Maria trouwde op 9 september 1880 met Petrus Johannes Coovels (1850-1901), eigenaar van een bontweverij in Helmond. Het model van de jurk - met de lange nauwe mouwen, de kleine pofmouwtjes hier overheen en de bloezende voorkant van het lijfje - sluit niet aan bij de mode van 1880. Hoewel het niet ongebruikelijk was om een bruidsjapon te vermaken en op andere gelegenheden te dragen, lijkt de japon pas rond 1900 vermaakt te zijn.

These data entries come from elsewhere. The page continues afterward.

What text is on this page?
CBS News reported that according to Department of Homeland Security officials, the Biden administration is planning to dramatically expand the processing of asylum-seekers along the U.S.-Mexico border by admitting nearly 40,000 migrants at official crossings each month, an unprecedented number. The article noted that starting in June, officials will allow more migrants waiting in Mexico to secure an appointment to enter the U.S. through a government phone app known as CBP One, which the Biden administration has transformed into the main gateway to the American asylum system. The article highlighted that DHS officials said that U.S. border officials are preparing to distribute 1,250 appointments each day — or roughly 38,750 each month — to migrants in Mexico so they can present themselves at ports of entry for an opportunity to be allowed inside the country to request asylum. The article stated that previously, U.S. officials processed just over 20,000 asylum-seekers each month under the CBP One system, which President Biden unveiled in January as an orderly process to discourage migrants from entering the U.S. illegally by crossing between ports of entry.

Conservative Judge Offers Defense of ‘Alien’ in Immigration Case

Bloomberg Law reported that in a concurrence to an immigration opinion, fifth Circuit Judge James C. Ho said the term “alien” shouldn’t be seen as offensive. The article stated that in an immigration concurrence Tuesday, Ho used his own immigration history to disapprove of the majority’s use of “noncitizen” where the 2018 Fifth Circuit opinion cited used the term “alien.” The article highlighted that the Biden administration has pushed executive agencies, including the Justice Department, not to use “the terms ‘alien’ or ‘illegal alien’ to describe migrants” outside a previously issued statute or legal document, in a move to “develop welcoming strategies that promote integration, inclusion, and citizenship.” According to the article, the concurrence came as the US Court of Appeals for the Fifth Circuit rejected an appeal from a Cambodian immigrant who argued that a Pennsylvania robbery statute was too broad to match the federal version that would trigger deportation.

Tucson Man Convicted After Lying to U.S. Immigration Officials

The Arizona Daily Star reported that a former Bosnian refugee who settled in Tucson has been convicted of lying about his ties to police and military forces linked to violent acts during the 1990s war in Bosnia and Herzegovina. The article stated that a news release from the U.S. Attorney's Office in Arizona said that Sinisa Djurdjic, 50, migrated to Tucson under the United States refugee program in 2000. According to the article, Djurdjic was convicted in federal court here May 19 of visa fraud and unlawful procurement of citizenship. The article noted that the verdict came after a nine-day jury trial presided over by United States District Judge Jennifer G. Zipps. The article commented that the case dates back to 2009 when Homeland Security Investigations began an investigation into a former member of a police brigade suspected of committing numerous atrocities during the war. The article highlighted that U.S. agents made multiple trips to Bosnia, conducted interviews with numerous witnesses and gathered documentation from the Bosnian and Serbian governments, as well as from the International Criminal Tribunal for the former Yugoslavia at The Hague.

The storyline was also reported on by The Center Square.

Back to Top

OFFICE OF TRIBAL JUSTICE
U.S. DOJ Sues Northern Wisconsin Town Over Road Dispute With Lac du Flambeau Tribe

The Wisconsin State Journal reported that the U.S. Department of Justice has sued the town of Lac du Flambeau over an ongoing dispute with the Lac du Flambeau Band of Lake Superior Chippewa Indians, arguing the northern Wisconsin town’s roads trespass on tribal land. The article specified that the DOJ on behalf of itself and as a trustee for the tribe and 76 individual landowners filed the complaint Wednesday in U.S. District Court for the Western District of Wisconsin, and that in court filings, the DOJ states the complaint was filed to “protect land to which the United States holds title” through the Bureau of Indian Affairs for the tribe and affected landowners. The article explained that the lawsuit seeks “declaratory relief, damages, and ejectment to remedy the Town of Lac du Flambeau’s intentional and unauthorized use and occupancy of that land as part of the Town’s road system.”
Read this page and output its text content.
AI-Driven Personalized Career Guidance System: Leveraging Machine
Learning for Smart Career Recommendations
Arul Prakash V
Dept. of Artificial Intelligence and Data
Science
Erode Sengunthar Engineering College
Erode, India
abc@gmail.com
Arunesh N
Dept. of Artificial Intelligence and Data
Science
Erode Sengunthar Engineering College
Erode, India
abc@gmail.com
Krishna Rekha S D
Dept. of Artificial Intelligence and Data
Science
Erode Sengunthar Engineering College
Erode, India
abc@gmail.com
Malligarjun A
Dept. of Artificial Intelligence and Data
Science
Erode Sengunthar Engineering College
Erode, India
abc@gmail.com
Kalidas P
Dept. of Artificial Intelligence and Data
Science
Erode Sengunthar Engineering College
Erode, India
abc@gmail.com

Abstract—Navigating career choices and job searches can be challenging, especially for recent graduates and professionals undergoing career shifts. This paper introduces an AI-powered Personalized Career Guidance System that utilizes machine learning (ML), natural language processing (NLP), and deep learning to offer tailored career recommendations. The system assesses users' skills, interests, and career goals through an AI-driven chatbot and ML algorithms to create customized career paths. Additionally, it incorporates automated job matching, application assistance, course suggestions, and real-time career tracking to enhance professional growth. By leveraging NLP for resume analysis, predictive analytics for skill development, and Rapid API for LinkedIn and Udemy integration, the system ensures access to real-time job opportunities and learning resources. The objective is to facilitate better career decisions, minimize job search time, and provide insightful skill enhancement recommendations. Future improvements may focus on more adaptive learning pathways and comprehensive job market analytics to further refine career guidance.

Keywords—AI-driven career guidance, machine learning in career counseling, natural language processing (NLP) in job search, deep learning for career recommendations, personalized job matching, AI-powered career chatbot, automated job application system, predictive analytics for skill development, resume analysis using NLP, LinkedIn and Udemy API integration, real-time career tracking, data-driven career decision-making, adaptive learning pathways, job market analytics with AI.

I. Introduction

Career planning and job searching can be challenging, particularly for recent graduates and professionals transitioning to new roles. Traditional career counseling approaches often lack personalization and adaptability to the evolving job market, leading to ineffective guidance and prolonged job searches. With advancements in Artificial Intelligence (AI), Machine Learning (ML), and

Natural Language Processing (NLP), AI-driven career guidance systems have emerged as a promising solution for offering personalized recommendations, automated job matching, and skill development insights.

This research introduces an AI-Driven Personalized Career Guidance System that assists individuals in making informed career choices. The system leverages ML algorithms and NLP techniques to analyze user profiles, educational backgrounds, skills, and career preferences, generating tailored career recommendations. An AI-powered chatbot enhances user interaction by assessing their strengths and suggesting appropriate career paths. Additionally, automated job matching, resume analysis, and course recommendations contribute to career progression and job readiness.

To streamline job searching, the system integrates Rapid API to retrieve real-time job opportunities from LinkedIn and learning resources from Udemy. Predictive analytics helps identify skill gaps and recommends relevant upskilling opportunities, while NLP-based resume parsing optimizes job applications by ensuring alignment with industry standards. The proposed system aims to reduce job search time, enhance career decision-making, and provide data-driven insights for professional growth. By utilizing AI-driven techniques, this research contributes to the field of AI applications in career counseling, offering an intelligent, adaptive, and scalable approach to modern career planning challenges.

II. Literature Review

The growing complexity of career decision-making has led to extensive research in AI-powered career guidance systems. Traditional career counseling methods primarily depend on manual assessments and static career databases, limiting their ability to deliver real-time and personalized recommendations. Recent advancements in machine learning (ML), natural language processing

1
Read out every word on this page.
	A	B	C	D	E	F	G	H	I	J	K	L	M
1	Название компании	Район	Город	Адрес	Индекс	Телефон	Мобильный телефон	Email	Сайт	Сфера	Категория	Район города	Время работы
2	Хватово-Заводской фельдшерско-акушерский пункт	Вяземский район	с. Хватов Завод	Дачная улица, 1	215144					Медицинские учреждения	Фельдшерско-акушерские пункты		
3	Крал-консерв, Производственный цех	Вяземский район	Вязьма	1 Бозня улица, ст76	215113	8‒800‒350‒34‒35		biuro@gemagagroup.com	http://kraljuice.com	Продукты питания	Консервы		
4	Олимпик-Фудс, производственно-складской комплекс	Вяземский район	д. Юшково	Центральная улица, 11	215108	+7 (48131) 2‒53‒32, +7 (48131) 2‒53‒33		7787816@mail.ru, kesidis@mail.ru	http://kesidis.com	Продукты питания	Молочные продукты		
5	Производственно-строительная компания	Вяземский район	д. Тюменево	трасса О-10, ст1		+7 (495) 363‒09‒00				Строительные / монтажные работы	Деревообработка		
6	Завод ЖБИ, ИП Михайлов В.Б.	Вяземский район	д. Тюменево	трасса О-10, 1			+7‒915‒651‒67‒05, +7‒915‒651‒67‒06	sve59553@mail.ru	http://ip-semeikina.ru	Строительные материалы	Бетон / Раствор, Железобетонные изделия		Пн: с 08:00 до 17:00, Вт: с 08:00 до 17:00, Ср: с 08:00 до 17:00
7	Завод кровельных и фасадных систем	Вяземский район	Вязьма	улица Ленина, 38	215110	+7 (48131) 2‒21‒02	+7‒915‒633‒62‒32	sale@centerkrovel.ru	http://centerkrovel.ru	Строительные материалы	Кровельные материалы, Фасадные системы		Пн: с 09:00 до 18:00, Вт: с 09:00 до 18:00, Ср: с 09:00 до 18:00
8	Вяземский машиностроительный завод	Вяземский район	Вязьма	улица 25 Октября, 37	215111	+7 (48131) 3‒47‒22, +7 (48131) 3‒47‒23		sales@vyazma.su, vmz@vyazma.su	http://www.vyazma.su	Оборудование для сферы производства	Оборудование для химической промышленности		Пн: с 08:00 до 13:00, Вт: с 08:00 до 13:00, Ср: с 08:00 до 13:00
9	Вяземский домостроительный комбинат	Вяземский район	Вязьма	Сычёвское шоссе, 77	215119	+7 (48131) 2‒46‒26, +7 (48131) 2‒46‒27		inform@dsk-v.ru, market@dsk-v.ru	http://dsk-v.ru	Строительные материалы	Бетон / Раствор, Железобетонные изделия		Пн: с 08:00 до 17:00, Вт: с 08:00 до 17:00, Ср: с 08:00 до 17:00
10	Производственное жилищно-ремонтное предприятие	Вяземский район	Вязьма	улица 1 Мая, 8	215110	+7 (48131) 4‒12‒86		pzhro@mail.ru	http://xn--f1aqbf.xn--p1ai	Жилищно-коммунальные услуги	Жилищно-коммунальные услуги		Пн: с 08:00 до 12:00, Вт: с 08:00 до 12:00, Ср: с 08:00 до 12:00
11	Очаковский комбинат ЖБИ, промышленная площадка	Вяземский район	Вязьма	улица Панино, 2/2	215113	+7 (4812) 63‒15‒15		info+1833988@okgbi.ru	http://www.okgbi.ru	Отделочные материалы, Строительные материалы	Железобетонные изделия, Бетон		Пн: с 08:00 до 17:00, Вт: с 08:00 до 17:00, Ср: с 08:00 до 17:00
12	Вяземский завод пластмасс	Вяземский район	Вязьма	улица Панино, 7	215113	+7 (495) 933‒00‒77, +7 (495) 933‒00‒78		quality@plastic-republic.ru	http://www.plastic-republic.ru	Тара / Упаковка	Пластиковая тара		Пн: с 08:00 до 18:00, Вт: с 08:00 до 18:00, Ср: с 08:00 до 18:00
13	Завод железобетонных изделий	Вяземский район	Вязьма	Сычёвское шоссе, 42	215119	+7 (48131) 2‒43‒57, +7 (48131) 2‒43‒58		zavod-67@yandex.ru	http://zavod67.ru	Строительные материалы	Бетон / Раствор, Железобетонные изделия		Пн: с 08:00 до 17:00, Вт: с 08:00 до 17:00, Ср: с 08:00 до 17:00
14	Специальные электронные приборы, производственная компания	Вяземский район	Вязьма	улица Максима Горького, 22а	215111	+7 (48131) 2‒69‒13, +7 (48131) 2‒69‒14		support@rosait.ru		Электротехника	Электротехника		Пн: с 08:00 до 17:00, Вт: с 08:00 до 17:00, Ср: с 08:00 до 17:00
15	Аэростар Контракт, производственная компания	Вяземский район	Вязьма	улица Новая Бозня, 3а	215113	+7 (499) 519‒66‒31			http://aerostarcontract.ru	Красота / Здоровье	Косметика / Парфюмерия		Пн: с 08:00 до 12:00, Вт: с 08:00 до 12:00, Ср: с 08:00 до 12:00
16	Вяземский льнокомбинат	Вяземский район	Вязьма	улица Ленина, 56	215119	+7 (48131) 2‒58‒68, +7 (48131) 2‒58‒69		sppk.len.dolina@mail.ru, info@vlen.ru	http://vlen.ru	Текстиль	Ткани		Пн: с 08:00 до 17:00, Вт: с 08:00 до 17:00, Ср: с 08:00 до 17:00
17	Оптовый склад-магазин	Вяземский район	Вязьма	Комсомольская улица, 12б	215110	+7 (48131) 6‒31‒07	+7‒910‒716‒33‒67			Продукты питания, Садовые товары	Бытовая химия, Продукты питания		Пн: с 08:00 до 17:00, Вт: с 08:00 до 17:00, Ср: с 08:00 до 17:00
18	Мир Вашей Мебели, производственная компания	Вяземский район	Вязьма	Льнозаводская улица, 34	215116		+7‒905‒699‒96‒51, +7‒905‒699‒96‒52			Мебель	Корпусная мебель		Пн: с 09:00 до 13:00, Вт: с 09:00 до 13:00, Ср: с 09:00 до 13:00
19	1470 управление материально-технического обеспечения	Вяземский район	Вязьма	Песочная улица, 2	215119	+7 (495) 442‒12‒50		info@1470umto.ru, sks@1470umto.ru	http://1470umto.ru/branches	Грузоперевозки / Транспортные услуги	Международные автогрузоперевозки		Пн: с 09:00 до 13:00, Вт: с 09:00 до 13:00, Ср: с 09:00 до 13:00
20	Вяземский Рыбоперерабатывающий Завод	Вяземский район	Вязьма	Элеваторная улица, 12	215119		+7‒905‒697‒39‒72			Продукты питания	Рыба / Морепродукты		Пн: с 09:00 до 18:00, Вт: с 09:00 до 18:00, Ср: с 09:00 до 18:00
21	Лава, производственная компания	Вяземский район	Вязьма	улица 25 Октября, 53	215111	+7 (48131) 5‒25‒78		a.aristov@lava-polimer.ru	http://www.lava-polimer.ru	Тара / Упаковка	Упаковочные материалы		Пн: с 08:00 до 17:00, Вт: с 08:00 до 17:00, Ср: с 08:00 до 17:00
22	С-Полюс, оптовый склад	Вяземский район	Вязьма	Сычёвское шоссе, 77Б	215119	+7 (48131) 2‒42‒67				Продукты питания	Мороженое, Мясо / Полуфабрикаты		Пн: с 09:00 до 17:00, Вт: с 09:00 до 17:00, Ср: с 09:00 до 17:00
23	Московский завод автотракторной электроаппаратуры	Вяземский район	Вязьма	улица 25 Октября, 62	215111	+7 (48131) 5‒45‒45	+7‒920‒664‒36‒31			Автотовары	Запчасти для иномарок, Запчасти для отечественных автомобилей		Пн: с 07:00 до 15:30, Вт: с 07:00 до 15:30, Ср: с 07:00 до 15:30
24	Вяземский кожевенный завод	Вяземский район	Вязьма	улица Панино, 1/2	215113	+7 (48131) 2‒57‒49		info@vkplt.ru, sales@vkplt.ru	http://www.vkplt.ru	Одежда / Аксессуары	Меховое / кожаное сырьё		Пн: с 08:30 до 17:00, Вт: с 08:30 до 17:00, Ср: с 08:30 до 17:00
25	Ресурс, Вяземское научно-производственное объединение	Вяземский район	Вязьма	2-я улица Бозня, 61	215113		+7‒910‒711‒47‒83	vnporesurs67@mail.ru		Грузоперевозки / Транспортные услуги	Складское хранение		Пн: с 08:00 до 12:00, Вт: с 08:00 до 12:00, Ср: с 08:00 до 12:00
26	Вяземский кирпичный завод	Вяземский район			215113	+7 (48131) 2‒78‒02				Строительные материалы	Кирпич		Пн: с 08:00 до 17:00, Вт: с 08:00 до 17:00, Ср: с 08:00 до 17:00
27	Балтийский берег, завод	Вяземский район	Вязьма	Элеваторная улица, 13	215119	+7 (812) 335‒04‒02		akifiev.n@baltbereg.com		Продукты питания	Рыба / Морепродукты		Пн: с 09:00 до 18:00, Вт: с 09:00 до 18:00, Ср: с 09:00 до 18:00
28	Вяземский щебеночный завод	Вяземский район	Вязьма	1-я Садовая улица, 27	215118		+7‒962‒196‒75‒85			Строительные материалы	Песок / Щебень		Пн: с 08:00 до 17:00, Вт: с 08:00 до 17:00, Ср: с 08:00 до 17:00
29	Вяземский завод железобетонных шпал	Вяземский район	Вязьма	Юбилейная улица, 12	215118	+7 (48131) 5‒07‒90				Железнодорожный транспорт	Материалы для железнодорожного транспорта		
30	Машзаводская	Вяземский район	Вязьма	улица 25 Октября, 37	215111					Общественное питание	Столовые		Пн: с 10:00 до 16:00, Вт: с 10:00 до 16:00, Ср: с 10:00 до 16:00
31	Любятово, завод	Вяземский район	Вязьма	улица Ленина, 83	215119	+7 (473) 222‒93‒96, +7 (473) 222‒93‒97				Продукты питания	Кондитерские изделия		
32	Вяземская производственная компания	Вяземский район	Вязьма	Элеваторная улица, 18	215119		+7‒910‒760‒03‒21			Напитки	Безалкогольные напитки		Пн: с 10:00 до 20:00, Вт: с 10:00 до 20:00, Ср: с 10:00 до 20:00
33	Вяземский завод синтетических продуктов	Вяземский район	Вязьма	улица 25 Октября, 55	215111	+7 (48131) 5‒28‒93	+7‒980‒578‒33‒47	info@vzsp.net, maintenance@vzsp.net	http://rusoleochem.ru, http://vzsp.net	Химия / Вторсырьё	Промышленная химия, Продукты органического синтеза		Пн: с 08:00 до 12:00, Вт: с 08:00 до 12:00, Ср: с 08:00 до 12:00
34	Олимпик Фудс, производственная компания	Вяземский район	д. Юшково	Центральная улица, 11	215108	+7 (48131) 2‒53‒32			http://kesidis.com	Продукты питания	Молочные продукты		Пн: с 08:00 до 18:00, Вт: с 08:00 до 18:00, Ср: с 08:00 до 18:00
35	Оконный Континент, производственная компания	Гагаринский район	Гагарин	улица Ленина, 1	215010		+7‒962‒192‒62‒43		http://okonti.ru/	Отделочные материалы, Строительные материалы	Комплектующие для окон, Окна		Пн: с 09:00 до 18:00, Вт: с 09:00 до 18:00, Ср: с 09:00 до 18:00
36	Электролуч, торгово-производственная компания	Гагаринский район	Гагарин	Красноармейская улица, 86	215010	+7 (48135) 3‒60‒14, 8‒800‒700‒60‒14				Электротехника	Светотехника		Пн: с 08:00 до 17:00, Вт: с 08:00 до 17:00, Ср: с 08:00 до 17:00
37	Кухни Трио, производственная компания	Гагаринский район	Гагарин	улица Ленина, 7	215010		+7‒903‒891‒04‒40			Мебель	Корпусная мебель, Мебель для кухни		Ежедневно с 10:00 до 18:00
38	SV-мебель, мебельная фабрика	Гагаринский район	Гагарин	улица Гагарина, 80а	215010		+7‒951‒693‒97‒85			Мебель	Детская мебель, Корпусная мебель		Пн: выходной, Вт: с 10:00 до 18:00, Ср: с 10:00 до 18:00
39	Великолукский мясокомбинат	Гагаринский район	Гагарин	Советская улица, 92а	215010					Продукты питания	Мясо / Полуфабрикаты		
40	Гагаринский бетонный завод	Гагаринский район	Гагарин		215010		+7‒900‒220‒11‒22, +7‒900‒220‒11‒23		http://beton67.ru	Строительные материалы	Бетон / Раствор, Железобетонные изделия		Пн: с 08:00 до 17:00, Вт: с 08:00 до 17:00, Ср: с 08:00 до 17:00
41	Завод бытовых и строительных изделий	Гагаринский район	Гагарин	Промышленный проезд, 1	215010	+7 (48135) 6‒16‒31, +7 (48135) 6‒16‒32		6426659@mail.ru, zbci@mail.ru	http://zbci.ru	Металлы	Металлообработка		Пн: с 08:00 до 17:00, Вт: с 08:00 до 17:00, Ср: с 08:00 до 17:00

Vrouwen zijn van oudsher in hun mooiste japon getrouwd en die was bij voorkeur kleurig. Alleen bruiden van vorstelijke huizen trouwen in zilverbrokaat of wit satijn. In de loop van de 18de eeuw volgden ook adel en rijke burgerij deze gewoonte. Pas in het begin van de 19de eeuw wordt trouwen in het wit gebruikelijker. Er ontstaat een uitgebreide etiquette met daarin voorgeschreven hoe men zich dient te gedragen en hoe men zich moet kleden. Net als de rouwjapon volgt de 19de-eeuwse trouwjapon de gangbare mode, al dienen ze beiden wel eenvoudig en ingetogen te zijn. Het aanvankelijke decolleté van trouwjaponnen wordt halverwege de eeuw hooggesloten. In het laatste kwart van de 19de eeuw is de modekleur zwart ook een geliefde kleur om in te trouwen. Vanaf 1880 valt een toename van bruidskleding in modetijdschriften op. De opkomst van de confectie-industrie en het grootwinkelbedrijf maken dat een groter publiek zich volgens de laatste mode gaat kleden.